You know you need surgery when:
  • first clue was when my hip started hurting when going over bumps in the car
  • Maxing out the daily recommended Tylenol dose every day (plus needing other meds)
  • Waking up every time I roll over in bed (assuming subluxing the dang hip)
  • Ice becoming my best friend (don't forget the constantly on heating pad for the back)
  • Choosing to wear slip on shoes as much as possible because I can barely tie up laces
  • Developing amazing, yet awkward ways of shaving my legs (it can be done in the shower without having to flex hip near 90 degrees!)
  • Having to decline social outings because I have just worked all day and need to lie down
  • Hating the damp and rainy weather....yes I am an amazing weatherwoman these days
  • Having a countdown on my phone that keeps track of my anticipated surgery date (I am actually looking forward to getting fixed)
  • Other hip starting to hurt because that is the only leg I really stand on these days
  • Hurting before I even get out of bed in the morning (which is highly depressing)

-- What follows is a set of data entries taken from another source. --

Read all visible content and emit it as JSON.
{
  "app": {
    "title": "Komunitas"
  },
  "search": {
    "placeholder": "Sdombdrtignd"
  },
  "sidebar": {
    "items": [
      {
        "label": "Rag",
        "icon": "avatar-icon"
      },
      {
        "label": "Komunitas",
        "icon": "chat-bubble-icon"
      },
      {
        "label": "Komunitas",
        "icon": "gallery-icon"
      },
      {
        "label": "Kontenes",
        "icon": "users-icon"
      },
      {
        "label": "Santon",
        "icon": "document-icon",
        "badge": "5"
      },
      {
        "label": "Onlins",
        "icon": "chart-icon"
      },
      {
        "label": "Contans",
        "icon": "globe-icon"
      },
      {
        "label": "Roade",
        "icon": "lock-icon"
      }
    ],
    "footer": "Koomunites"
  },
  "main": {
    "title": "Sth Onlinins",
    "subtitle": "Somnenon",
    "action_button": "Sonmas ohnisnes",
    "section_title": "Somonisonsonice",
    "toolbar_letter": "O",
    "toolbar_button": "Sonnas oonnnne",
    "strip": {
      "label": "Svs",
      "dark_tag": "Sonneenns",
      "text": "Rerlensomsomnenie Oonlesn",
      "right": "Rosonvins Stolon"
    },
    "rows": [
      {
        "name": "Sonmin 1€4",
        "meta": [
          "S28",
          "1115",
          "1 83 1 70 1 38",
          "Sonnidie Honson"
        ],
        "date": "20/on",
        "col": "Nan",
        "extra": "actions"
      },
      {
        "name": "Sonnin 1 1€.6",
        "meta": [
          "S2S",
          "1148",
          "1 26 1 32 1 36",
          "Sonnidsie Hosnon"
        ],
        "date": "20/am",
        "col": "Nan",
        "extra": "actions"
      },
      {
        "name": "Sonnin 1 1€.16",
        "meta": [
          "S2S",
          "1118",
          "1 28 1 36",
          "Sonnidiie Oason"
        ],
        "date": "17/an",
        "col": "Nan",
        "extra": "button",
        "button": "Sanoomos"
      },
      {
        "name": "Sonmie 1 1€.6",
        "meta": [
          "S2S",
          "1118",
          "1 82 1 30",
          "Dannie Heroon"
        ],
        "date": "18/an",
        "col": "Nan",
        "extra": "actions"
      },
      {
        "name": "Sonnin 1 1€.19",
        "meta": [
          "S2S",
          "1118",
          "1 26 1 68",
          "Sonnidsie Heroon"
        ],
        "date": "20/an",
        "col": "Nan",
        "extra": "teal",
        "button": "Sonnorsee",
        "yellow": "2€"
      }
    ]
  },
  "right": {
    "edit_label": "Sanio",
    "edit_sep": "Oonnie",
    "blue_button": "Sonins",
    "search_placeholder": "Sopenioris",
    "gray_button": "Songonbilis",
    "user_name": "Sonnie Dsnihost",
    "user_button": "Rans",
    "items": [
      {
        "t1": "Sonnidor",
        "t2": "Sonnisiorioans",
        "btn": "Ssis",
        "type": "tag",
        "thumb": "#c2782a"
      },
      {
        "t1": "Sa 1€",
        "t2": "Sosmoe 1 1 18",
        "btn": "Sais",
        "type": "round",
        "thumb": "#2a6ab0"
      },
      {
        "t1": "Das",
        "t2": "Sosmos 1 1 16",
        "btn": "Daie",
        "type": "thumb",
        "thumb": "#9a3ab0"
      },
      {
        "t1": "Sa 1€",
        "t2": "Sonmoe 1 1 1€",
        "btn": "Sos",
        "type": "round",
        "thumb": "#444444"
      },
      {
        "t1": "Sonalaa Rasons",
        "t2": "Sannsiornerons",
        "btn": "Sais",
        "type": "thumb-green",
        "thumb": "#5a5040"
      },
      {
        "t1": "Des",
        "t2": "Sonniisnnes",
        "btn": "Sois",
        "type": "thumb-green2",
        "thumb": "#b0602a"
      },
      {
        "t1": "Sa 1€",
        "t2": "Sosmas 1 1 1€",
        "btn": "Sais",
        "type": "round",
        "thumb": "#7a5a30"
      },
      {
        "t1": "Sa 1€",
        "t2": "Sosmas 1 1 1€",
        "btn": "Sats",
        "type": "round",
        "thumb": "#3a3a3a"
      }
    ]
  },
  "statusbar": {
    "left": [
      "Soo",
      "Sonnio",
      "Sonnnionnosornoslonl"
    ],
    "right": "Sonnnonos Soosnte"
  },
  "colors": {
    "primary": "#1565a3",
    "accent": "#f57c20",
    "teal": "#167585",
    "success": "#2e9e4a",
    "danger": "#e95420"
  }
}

Although depressing, this is certainly personally justifying that I in fact do require more surgery.  It's so tough to keep pretending that things are fine, having previous surgeons tell me things are fine, when they are actually not fine.  I am not very vocal about my hip problem socially with my friends and at school.  It's almost embarrassing to say that I need even more surgery and that all of the previous surgeries were essentially a waste as they did not fix the underlying structural abnormality.  I am, myself, disgusted that it has come to this point.  I had put my life on hold a year ago to have two more scopes (one on each side) and now I am no better off....in fact, my left is even worse!

I have been thinking, as of late, that I should notify my previous surgeon's staff of the final outcome of my hip.  He had performed three surgeries on me last year and the surgeon has no idea how I am doing.  I would have kept in touch with them and "complained" to them regarding my inability to return to normal activity, but they were very insistent that I need a break from medications and was outright told not to call back for several months.  I feel like if this isn't the biggest hint to not call back ever, I'm not sure what is!  I wish there was a good way to go about notifying the staff of my situation.  I may construct an email and send it off to them when I get closer to my PAO in the new year.  I do seriously believe that they should know what is going on and how their work helped (or did not help).  This is one of the ways surgeons can become better surgeons.  Perhaps if I notify them, they will look more thoroughly at dysplastic hips and have a lower threshold for referring out to a surgeon who does PAOs.  Despite the fact that the surgeon I previously saw was the hip scope guru, I think he is too scope happy....and add this with a bit of over-confidence in his abilities to fix pathology with hips, spells out a recipe for over-scoping and under-PAO/FO/SDD-ing.  Having said this, with proper patient selection, the hip scope can be very successful and help a lot of people with hip pain.

That's my two cents from a rambling-annoyed-and-hurting-gal-trying-to-survive-through-med-school-with-bum-hips point of view.